Carry on generations

I was slouching on the couch, tired and bored, flicking through the TV channels. I came across Carry on Cleo and started watching it. Foreign persons don't understand how the Carry On series both fits into and shapes our national psyche, but for British persons of a certain age (eg, me), they are special and comforting, like a spotted dick (tee hee).

Anyway, I was watching it while no.2 son came and slumped on the sofa beside me. He was bored too, waiting to talk to his mother while she was in the middle of an extended phone conversation with one of her friends. So there we were, watching Jim Dale, Warren Mitchell, Kenneth Williams and the rest of the gang. Now, no.2 son is not versed in the history of British light entertainment, the tradition of the double entendre or the Shakespeare tragedy that was the inspiration for the work.

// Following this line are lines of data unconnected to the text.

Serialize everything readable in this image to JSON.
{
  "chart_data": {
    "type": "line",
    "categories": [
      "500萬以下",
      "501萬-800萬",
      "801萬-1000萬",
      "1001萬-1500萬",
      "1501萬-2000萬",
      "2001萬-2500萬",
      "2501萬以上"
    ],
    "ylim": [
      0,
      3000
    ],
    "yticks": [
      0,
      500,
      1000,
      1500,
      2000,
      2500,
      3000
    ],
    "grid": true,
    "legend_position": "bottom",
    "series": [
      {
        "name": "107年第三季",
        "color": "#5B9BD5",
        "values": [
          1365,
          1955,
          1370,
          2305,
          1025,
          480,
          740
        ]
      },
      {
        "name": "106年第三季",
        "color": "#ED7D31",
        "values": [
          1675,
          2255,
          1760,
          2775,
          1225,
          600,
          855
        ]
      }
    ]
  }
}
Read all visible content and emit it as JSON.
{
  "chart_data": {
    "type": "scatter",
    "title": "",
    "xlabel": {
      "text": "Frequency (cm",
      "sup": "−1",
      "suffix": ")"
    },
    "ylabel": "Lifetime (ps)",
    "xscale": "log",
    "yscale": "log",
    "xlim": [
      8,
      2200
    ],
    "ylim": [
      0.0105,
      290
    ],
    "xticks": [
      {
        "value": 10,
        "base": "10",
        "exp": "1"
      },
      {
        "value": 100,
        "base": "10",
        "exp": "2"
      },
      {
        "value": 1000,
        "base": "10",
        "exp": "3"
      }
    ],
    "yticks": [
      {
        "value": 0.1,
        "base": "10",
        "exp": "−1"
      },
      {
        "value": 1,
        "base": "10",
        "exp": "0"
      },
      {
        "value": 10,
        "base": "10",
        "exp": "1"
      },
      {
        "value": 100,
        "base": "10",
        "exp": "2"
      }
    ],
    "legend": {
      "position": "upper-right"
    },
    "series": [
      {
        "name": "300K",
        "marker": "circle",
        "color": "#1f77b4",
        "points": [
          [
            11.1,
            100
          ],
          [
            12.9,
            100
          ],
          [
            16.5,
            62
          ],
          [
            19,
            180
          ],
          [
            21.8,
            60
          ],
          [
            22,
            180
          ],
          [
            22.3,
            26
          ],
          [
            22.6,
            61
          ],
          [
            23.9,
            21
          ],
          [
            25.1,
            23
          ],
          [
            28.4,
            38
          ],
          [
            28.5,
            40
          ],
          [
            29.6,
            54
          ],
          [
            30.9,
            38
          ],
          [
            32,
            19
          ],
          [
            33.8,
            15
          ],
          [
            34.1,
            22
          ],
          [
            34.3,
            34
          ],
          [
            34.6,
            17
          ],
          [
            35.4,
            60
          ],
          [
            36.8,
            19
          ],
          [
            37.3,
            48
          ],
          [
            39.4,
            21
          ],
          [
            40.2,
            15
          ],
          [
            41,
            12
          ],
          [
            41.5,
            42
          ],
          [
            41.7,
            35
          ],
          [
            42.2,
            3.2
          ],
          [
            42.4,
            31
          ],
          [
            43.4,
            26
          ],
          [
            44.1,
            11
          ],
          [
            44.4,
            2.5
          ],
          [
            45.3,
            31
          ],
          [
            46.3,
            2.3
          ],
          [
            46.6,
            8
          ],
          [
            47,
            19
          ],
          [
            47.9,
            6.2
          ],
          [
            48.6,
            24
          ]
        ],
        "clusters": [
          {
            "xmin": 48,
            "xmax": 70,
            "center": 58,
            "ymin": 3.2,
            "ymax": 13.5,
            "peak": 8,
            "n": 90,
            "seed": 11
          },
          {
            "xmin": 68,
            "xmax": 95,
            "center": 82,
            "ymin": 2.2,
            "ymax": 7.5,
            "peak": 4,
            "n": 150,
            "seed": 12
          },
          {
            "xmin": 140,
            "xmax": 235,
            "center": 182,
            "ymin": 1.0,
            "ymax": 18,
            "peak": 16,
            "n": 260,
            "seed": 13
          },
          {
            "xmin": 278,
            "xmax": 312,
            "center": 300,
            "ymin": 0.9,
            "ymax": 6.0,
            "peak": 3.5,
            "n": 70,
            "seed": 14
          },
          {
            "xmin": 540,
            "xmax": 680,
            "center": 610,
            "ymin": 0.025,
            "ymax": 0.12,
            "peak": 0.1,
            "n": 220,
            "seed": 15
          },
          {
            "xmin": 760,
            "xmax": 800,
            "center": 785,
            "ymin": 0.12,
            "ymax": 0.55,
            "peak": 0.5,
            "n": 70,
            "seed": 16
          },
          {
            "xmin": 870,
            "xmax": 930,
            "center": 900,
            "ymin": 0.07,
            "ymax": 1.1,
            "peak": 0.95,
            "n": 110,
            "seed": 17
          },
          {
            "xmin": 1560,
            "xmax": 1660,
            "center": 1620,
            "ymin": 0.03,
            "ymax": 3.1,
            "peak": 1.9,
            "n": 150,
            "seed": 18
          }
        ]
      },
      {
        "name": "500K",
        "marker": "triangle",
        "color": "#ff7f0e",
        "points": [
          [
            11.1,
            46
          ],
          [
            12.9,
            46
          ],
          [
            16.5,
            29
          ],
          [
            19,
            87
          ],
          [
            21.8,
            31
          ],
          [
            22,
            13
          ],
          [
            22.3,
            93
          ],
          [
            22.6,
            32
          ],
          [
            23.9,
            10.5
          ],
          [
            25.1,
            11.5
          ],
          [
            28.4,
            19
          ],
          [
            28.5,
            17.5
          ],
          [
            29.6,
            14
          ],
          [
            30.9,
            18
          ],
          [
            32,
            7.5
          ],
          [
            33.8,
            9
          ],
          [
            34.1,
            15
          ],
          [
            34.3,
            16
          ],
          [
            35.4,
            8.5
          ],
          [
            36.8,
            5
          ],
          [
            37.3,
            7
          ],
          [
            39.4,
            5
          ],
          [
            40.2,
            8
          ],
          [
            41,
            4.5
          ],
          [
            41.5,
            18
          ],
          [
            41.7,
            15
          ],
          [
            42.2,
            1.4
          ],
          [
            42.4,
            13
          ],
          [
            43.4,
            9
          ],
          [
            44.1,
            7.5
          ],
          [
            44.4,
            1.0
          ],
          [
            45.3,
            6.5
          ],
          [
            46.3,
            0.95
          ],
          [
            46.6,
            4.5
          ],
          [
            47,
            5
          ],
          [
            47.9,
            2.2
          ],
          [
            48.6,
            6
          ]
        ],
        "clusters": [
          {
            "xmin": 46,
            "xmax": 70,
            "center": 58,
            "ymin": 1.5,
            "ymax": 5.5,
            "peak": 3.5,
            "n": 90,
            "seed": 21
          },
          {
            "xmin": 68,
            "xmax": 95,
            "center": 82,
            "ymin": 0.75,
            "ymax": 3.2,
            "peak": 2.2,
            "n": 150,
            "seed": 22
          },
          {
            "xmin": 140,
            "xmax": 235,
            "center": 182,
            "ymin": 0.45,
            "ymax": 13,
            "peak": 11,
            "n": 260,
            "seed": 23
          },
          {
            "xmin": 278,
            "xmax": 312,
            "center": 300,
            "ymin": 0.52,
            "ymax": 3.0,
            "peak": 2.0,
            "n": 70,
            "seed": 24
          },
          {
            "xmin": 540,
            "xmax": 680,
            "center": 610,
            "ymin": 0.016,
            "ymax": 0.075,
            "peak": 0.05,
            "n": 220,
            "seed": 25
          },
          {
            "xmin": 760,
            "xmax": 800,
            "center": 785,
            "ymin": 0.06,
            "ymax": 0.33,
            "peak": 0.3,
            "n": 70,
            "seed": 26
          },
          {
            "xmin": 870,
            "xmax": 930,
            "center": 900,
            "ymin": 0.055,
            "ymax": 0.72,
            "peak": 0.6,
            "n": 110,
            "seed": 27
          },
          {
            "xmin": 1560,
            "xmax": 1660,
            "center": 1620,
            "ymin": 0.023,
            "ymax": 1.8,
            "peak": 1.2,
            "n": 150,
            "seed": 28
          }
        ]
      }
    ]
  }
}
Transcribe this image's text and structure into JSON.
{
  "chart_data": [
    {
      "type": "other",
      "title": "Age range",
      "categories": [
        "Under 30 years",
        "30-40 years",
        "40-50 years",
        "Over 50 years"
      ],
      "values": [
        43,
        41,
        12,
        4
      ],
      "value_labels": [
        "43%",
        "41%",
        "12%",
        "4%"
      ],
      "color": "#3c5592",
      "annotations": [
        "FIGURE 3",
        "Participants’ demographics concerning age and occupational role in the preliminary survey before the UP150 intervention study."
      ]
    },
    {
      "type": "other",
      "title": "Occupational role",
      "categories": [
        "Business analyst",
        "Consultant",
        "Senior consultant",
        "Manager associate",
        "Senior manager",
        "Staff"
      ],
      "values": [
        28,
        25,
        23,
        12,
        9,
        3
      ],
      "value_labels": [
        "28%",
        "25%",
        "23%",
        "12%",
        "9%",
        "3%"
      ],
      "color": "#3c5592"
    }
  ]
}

More interestingly, he had no idea it was a comedy, and just thought it was a boring and unrealistic (well, compared to Gladiator, his benchmark for films about ancient Rome) film about Julius, Mark and Cleopatra.

So, I observe, that unless you are schooled in a culture that believes Carry On films to be funny, they aren't. One reason may well be that they contain no actual funny jokes (except, in this case, the famous line about infamy, infamy, they've all got it infamy).

In the future, everyone will be famous to fifteen people.
[posted with ecto]

1 comment:

Amanda Castleman said...

Don't give up! Some level of "Carry On" appreciation can be acquired. I moved to Blighty at 21 and edited an entertainment magazine. The publisher stuck Leslie Phillips on the second issue's cover. Once I'd been bullied into a few viewings – and subjected to countless, "you know you want to" jokes – I started to, ahem, feel the love.